Time Out says
Mon Sep 20 2010
Archaeologists of the future will be perplexed when excavating Camden Market. At the centre of the scatter of tawdry trinkets from around the world, they’ll unearth a feasting hall lined with Mesopotamian-style carvings – a look dating from Iraq, seventh century BC.
But below the remains of Gilgamesh restaurant, in lower strata, they’ll find signs indicating a later civilisation – that of the Zulu kingdom in southern Africa, early nineteenth century.
Shaka Zulu occupies two huge floors below Gilgamesh, and the team behind it clearly drew inspiration from Gilgamesh in the grandeur of the vision. The murals and carvings alone cost a claimed £2 million, the restaurant £5.5 million.
Everything about Shaka Zulu is as subtle as a vuvuzela. You enter the first basement via a descending escalator, the passage lined with cowrie shells and gaudy carvings. The reception area and upper-level bar has Indian fabric seating, heaps of mismatched African carvings, zebra prints and paintings.
A cacophany of discordant sounds assails you from both the PA system and a band of live African musicians.
To get to the lower floor, where the main dining area and kitchen is, you descend via some more shopping-mall escalators. Clearly these were a challenge for the interior designers, who mirrored their undersides, built a water feature underneath (bone dry) then left some carved statues sitting in what now looks like an abandoned paddling pool.

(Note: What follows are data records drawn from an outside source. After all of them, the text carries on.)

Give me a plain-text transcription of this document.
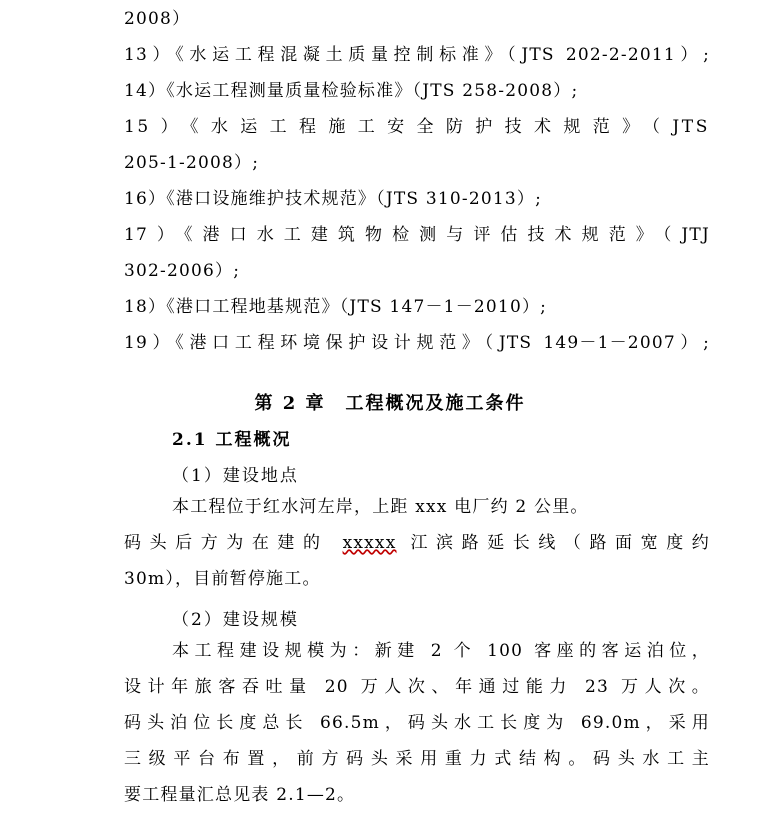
2008）
13）《水运工程混凝土质量控制标准》（JTS 202-2-2011）;
14）《水运工程测量质量检验标准》（JTS 258-2008）;
15）《水运工程施工安全防护技术规范》（JTS
205-1-2008）;
16）《港口设施维护技术规范》（JTS 310-2013）;
17）《港口水工建筑物检测与评估技术规范》（JTJ
302-2006）;
18）《港口工程地基规范》（JTS 147－1－2010）;
19）《港口工程环境保护设计规范》（JTS 149－1－2007）;
第 2 章　工程概况及施工条件
2.1 工程概况
（1）建设地点
本工程位于红水河左岸，上距 xxx 电厂约 2 公里。
码头后方为在建的 xxxxx 江滨路延长线（路面宽度约
30m），目前暂停施工。
（2）建设规模
本工程建设规模为：新建 2 个 100 客座的客运泊位，
设计年旅客吞吐量 20 万人次、年通过能力 23 万人次。
码头泊位长度总长 66.5m，码头水工长度为 69.0m，采用
三级平台布置，前方码头采用重力式结构。码头水工主
要工程量汇总见表 2.1—2。
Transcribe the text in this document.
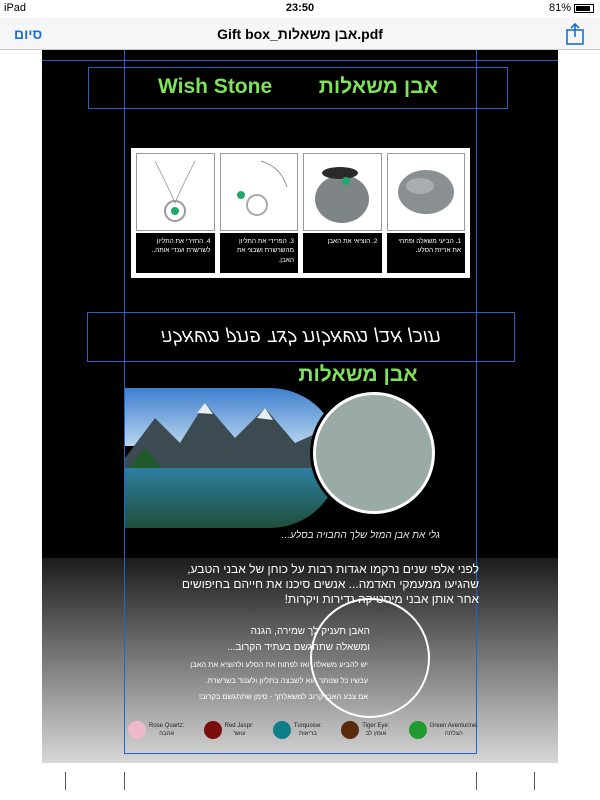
iPad	23:50	81%
סיום	Gift box_אבן משאלות.pdf
Wish Stone אבן משאלות
1. הביעי משאלה ופתחי את אריזת הסלע.
2. הוציאי את האבן
3. הפרידי את התליון מהשרשרת ושבצי את האבן.
4. החזירי את התליון לשרשרת וענדי אותה..
תוכן אבן משאלות לצד פתק משאלה
אבן משאלות
גלי את אבן המזל שלך החבויה בסלע...
לפני אלפי שנים נרקמו אגדות רבות על כוחן של אבני הטבע,
שהגיעו ממעמקי האדמה... אנשים סיכנו את חייהם בחיפושים
אחר אותן אבני מיסטיקה נדירות ויקרות!
האבן תעניק לך שמירה, הגנה
ומשאלה שתתגשם בעתיד הקרוב...
יש להביע משאלה, ואז לפתוח את הסלע ולהוציא את האבן
עכשיו כל שנותר הוא לשבצה בתליון ולענוד בשרשרת.
אם צבע האבן קרוב למשאלתך - סימן שתתגשם בקרוב!
Green Aventurine:
הצלחה
Tiger Eye:
אומץ לב
Turquoise:
בריאות
Red Jaspr:
עושר
Rose Quartz:
אהבה
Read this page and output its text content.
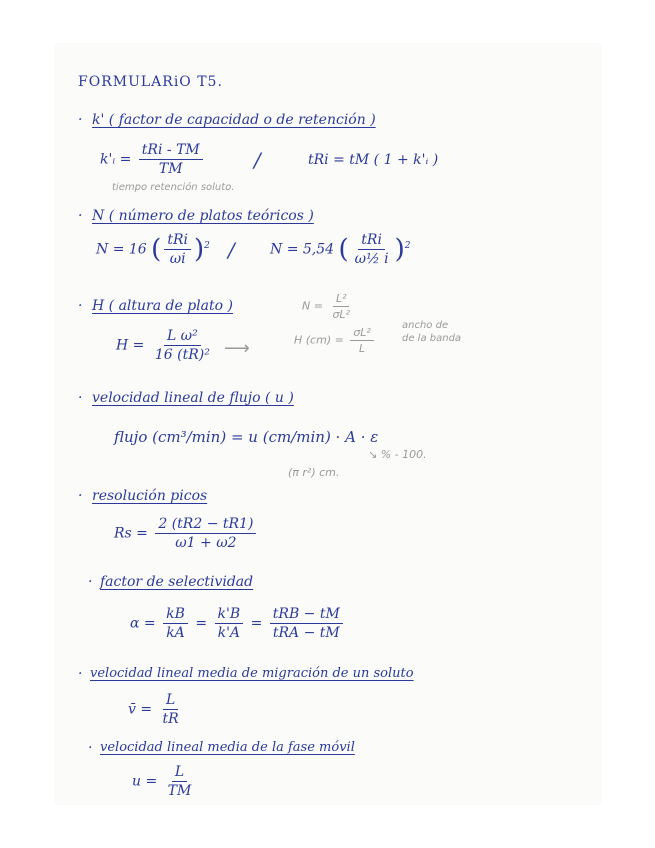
FORMULARiO T5.
· k' ( factor de capacidad o de retención )
k'ᵢ = $\frac{\text{tRi - TM}}{TM}$	/	tRi = tM ( 1 + k'ᵢ )
tiempo retención soluto.
· N ( número de platos teóricos )
N = 16 ( $\frac{\text{tRi}}{\omega i} )^2$ /	N = 5,54 ( $\frac{\text{tRi}}{\text{ω½ i}} )^2$
· H ( altura de plato )	$N = \frac{\text{L²}}{\text{σL²}}$
$H = \frac{\text{L ω²}}{\text{16 (tR)²}}$ ⟶	H $(cm) = \frac{\text{σL²}}{L}$
ancho de
de la banda
· velocidad lineal de flujo ( u )
flujo (cm³/min) = u (cm/min) · A · ε
(π r²) cm.
↘ % - 100.
· resolución picos
$Rs = \frac{2 (tR2 - tR1)}{\omega 1 + \omega 2}$
· factor de selectividad
$\alpha = \frac{kB}{kA} = \frac{k'B}{k'A} = \frac{\text{tRB − tM}}{\text{tRA − tM}}$
· velocidad lineal media de migración de un soluto
v̄ = $\frac{L}{tR}$
· velocidad lineal media de la fase móvil
$u = \frac{L}{TM}$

Everything is overstated, from grand gesture to detail. Huge statues of Zulu figures – 14 metres high – have been pushed into a corner, seemingly surplus to requirements, like the unfinished carvings on Easter Island. The sinks in the men’s loos are crocodile-skin effect.
Despite the spectacle of the interior, a creditable attempt is made to produce real South African dishes. The best dish was a simple 7oz fillet of springbok, the meat of the antelope tender and moist (£24).
Less impressive was the South African national dish, bobotie. This bowl of spicy minced beef was overcooked and consequently dry, the egg-based topping shrinking from the edges of the pie dish. The rice and sambals promised with the dish didn’t materialise, and staff appeared inexperienced and ill trained.
Eating at Shaka Zulu can be expensive, particularly as many of the the South African wines have high mark-ups (more than threefold).
And the service, at least on our visit in the first week, was chaotic. We were kept waiting for ten minutes at reception; were shown to the wrong table then asked to move; had to fetch the menus ourselves; spent an age trying to get the attention of a waiter for the bill; and then the credit card reader didn’t work on five attempts, so we paid cash.
We felt as if we’d just been to feeding time at the zoo.